Morgan and Helen Chu commit $5 million to Harvard Law School
Gift will endow chair to be held by the dean of the faculty
Morgan Chu, one of the nation’s pre-eminent intellectual property lawyers, and his wife, Helen Chu, have given $5 million to Harvard Law School to establish in perpetuity the chair held by the dean of the faculty at HLS. The inaugural Morgan and Helen Chu Dean’s Professorship, which will be held by Dean Martha Minow, “will demonstrate a commitment to excellence, innovation and public service honoring some of the most brilliant legal minds of our time,” said Morgan Chu, a 1976 graduate of the Law School.

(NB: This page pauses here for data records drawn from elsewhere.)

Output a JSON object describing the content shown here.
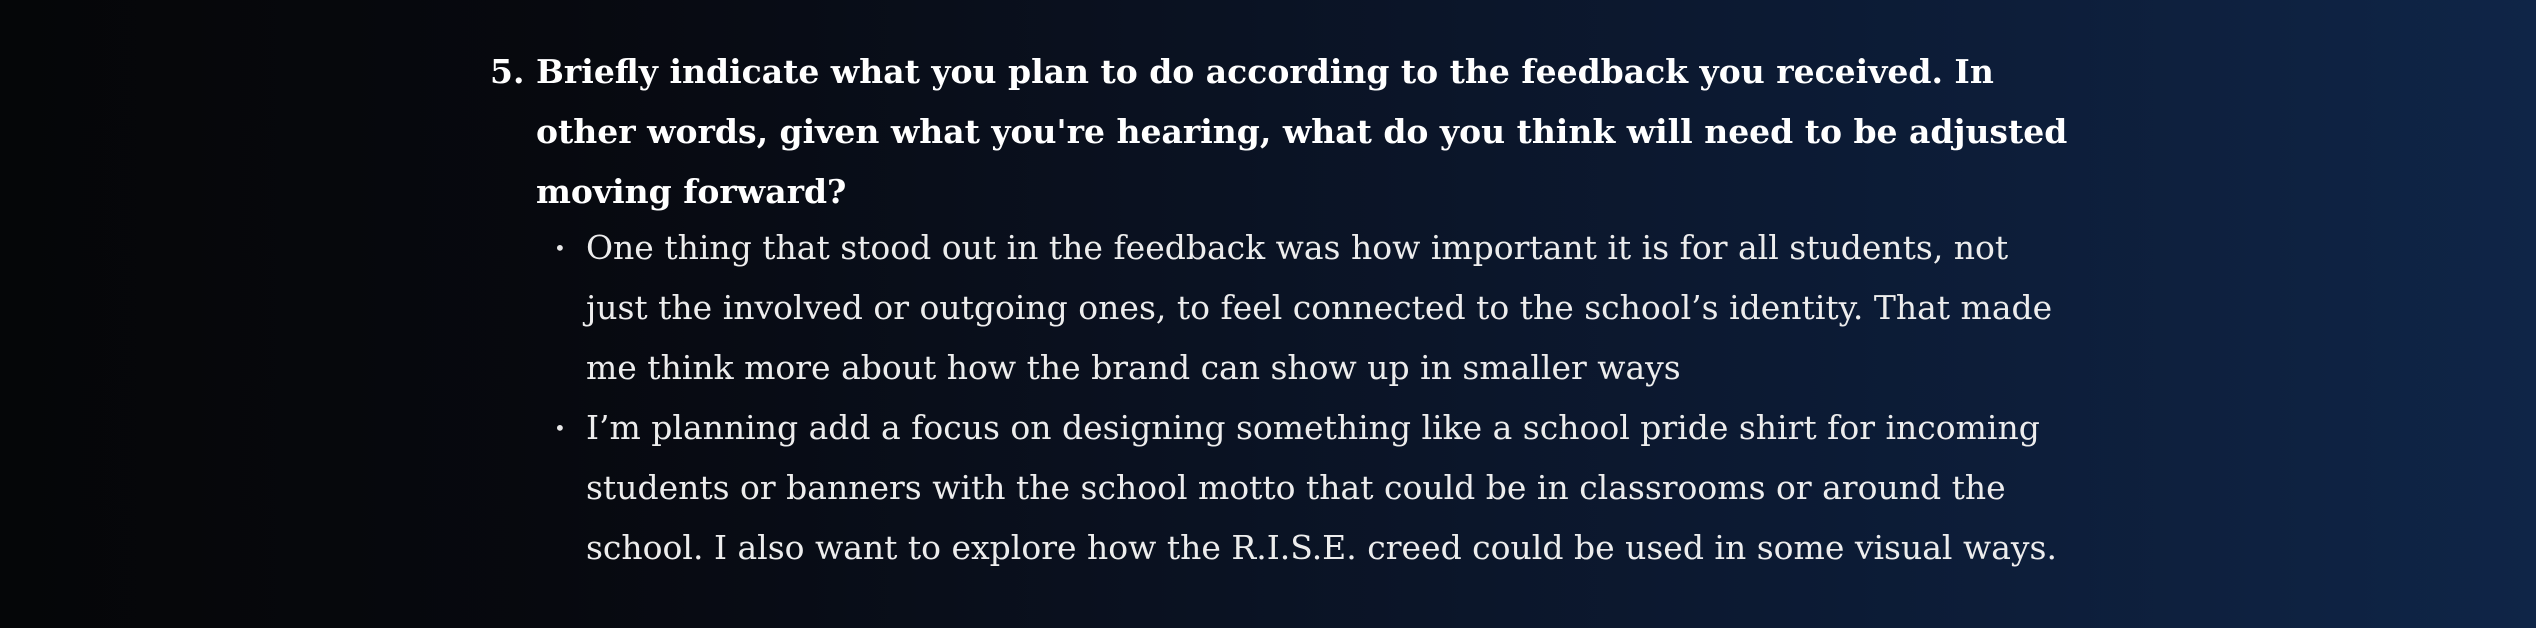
{
  "question": {
    "number": "5.",
    "text": "Briefly indicate what you plan to do according to the feedback you received. In other words, given what you're hearing, what do you think will need to be adjusted moving forward?"
  },
  "answers": [
    {
      "bullet": "•",
      "text": "One thing that stood out in the feedback was how important it is for all students, not just the involved or outgoing ones, to feel connected to the school’s identity. That made me think more about how the brand can show up in smaller ways"
    },
    {
      "bullet": "•",
      "text": "I’m planning add a focus on designing something like a school pride shirt for incoming students or banners with the school motto that could be in classrooms or around the school. I also want to explore how the R.I.S.E. creed could be used in some visual ways."
    }
  ]
}
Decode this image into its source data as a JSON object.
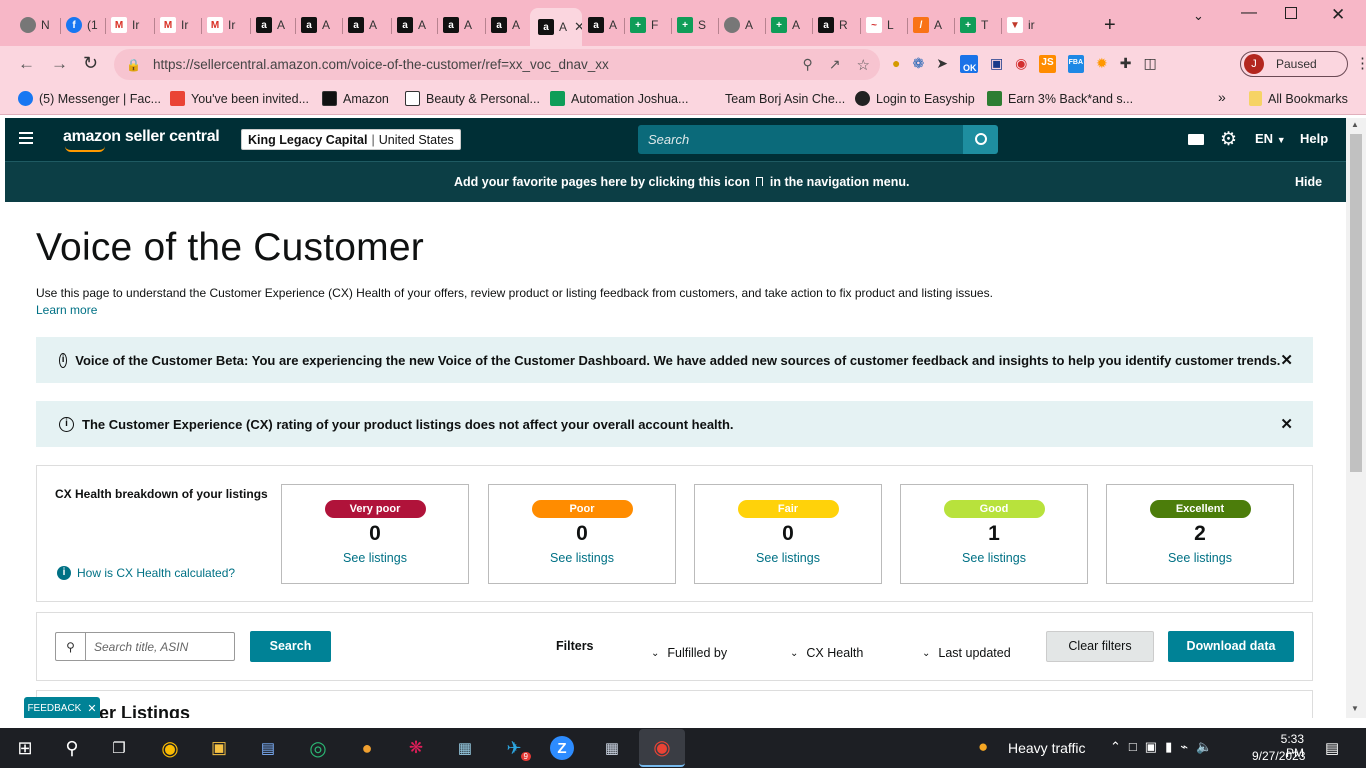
{
  "browser": {
    "tabs": [
      {
        "icon": "chrome-icon",
        "label": "N"
      },
      {
        "icon": "facebook-icon",
        "label": "(1"
      },
      {
        "icon": "gmail-icon",
        "label": "Ir"
      },
      {
        "icon": "gmail-icon",
        "label": "Ir"
      },
      {
        "icon": "gmail-icon",
        "label": "Ir"
      },
      {
        "icon": "amazon-icon",
        "label": "A"
      },
      {
        "icon": "amazon-icon",
        "label": "A"
      },
      {
        "icon": "amazon-icon",
        "label": "A"
      },
      {
        "icon": "amazon-icon",
        "label": "A"
      },
      {
        "icon": "amazon-icon",
        "label": "A"
      },
      {
        "icon": "amazon-icon",
        "label": "A"
      },
      {
        "icon": "amazon-icon",
        "label": "A"
      },
      {
        "icon": "amazon-icon",
        "label": "A"
      },
      {
        "icon": "sheets-icon",
        "label": "F"
      },
      {
        "icon": "sheets-icon",
        "label": "S"
      },
      {
        "icon": "chrome-icon",
        "label": "A"
      },
      {
        "icon": "sheets-icon",
        "label": "A"
      },
      {
        "icon": "amazon-icon",
        "label": "R"
      },
      {
        "icon": "chart-icon",
        "label": "L"
      },
      {
        "icon": "feather-icon",
        "label": "A"
      },
      {
        "icon": "sheets-icon",
        "label": "T"
      },
      {
        "icon": "filter-icon",
        "label": "ir"
      }
    ],
    "active_tab_index": 11,
    "url": "https://sellercentral.amazon.com/voice-of-the-customer/ref=xx_voc_dnav_xx",
    "profile_initial": "J",
    "profile_status": "Paused",
    "extension_badge": "OK",
    "bookmarks": [
      {
        "icon": "facebook-icon",
        "label": "(5) Messenger | Fac...",
        "color": "#1877f2"
      },
      {
        "icon": "gmail-icon",
        "label": "You've been invited...",
        "color": "#ea4335"
      },
      {
        "icon": "amazon-icon",
        "label": "Amazon",
        "color": "#111111"
      },
      {
        "icon": "amazon-icon",
        "label": "Beauty & Personal...",
        "color": "#ffffff"
      },
      {
        "icon": "sheets-icon",
        "label": "Automation Joshua...",
        "color": "#0f9d58"
      },
      {
        "icon": "logo-icon",
        "label": "Team Borj Asin Che...",
        "color": "#fbd6df"
      },
      {
        "icon": "easyship-icon",
        "label": "Login to Easyship",
        "color": "#222222"
      },
      {
        "icon": "cashback-icon",
        "label": "Earn 3% Back*and s...",
        "color": "#2e7d32"
      }
    ],
    "more_bookmarks": "»",
    "all_bookmarks": "All Bookmarks"
  },
  "header": {
    "logo": "amazon seller central",
    "store_name": "King Legacy Capital",
    "marketplace": "United States",
    "search_placeholder": "Search",
    "language": "EN",
    "help": "Help"
  },
  "favbar": {
    "text_before": "Add your favorite pages here by clicking this icon",
    "text_after": "in the navigation menu.",
    "hide": "Hide"
  },
  "main": {
    "title": "Voice of the Customer",
    "description": "Use this page to understand the Customer Experience (CX) Health of your offers, review product or listing feedback from customers, and take action to fix product and listing issues.",
    "learn_more": "Learn more",
    "banner1": "Voice of the Customer Beta: You are experiencing the new Voice of the Customer Dashboard. We have added new sources of customer feedback and insights to help you identify customer trends.",
    "banner2": "The Customer Experience (CX) rating of your product listings does not affect your overall account health.",
    "breakdown_title": "CX Health breakdown of your listings",
    "how_calculated": "How is CX Health calculated?",
    "health_cards": [
      {
        "label": "Very poor",
        "count": "0",
        "link": "See listings",
        "bg": "#b0133a",
        "fg": "#ffffff"
      },
      {
        "label": "Poor",
        "count": "0",
        "link": "See listings",
        "bg": "#ff8c00",
        "fg": "#ffffff"
      },
      {
        "label": "Fair",
        "count": "0",
        "link": "See listings",
        "bg": "#ffd20a",
        "fg": "#ffffff"
      },
      {
        "label": "Good",
        "count": "1",
        "link": "See listings",
        "bg": "#b8e23c",
        "fg": "#ffffff"
      },
      {
        "label": "Excellent",
        "count": "2",
        "link": "See listings",
        "bg": "#4c7d0b",
        "fg": "#ffffff"
      }
    ],
    "search_placeholder": "Search title, ASIN",
    "search_button": "Search",
    "filters_label": "Filters",
    "filter_fulfilled": "Fulfilled by",
    "filter_cx": "CX Health",
    "filter_updated": "Last updated",
    "clear_filters": "Clear filters",
    "download_data": "Download data",
    "listings_heading_partial": "er Listings",
    "feedback": "FEEDBACK"
  },
  "taskbar": {
    "weather": "Heavy traffic",
    "time": "5:33 PM",
    "date": "9/27/2023",
    "telegram_badge": "9"
  },
  "colors": {
    "header_bg": "#002f36",
    "favbar_bg": "#0c3e45",
    "accent_teal": "#007185",
    "banner_bg": "#e5f2f3",
    "chrome_pink": "#f7b7c7"
  }
}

A partner at Irell & Manella in Los Angeles, he is a zealous advocate for pro bono legal representation and the longest-serving member of the board of directors of the Public Counsel Law Center, the nation’s largest not-for-profit public interest law firm. Helen Chu, a public school teacher for decades, said, “Nothing is more important than education at all levels, and we are pleased to make an investment for the long-term future that will outlive both of us.”
Tasked with providing strategic advice for a Major League Baseball negotiation aimed at the implementation of an international amateur draft, six teams of Harvard Law School students participated in a semester-long project, competing for the opportunity to present their findings to MLB executives. Clinical Professor Robert Bordone ’97 developed the capstone consulting project with MLB for his course, Advanced Negotiation: Multiparty Negotiation, Group Decision Making, and Teams, co-taught with Lecturer on Law Rory Van Loo ’07. The winning team of Jonathan Bennett ’12, Alexis Beveridge ’13, Tarik Elhussein ’13, Chris Davis ’14 and Jae In Kim ’13 (pictured left to right) with Van Loo, traveled to New York City to deliver their presentation to MLB executives, including Robert Manfred ’83, executive vice president of economics and league affairs.